Tullow Oil sends home Kenyan CEO

Oil explorer Tullow has announced the exit of its Kenyan Chief Executive Officer Martin Mbogo effective December 31.

Mbogo’s exit which aligns with the end of his 10-year-long contract at the end of the year is part of the Group’s re-organization of operations that has seen it trim its headcount.

“We sincerely thank Martin for his contributions and achievements for Tullow and the Kenyan Oil & Gas sector in a challenging environment. His passionate advocacy of Local Content and the localisation of staff and contractors has set an example of what can be achieved by companies that take their obligations to host nations and communities seriously,” said Tullow Group CEO Rahul Dhir.

The Group has subsequently appointed Madhan Srinivasan as its next CEO for Kenya. Srinivisan is currently Tullow Kenya Asset Director.

Martin Mbogo has guided Tullow Kenya’s oil exploration activities since 2011 reaching various milestone including the country’s and region’s first crude oil export to the international market in October 2019.

His pioneering work in Kenya’s oil and gas sector saw him earn various awards including the Order of the Grand Warrior (OGW).

Tullow continues to review its local operations which will see it considerably trim its local staff base.

“The Tullow Kenya team will be reduced over the coming months as the work programme required to deliver the comprehensive review is compiled. Because there will be very limited activity in the field and the Group will be sharing resources with its Joint Venture Partners, the team will be considerably smaller although the final headcount is yet to be confirmed,” Tullow said in a statement on Thursday.

Earlier in February, Tullow issued a redundancy notice indicating it would cut up to 650 staff members from its Kenyan operations.

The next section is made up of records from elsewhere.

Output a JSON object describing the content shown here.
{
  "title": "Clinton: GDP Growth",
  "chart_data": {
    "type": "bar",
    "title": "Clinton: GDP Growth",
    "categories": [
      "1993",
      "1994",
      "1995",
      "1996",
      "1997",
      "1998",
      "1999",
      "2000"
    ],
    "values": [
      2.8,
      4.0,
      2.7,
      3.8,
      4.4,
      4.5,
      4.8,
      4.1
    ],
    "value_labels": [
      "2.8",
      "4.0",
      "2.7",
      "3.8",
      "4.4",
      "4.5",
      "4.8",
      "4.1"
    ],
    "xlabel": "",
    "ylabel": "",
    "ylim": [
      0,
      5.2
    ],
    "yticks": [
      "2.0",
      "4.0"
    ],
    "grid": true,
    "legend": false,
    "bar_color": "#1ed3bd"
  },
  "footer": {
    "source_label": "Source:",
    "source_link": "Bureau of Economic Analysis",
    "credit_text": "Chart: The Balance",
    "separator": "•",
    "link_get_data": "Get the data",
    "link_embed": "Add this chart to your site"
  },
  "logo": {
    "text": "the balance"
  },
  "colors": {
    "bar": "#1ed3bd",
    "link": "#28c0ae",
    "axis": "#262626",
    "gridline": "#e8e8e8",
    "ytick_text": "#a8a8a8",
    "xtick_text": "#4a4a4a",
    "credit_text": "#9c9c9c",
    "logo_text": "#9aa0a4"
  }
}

At Group level, the Anglo-English explorer has been undertaking a similar review having let go both its Chief Executive Officer and Exploration Director in 2019 on the back of a depressed production outlook.

Last week, Tullow assured it had both its feet in the country as it suspended its planned farm down/exit after earning an extension of its exploration license to December 2021.

“Separately, the farm down process has been suspended while the Joint Venture Partners complete a comprehensive review of the development concept to ensure it continues to be robust at low oil prices, and also consider the strategic alternatives for the asset,” the company said in an operational update on September 9.

Tullow is expected to continue with early oil exploration activities which includes further export batches of Kenyan crude to the international market to test the quality of output.

The firm is subsequently expected to delay the announcement of its final investment decision (FID).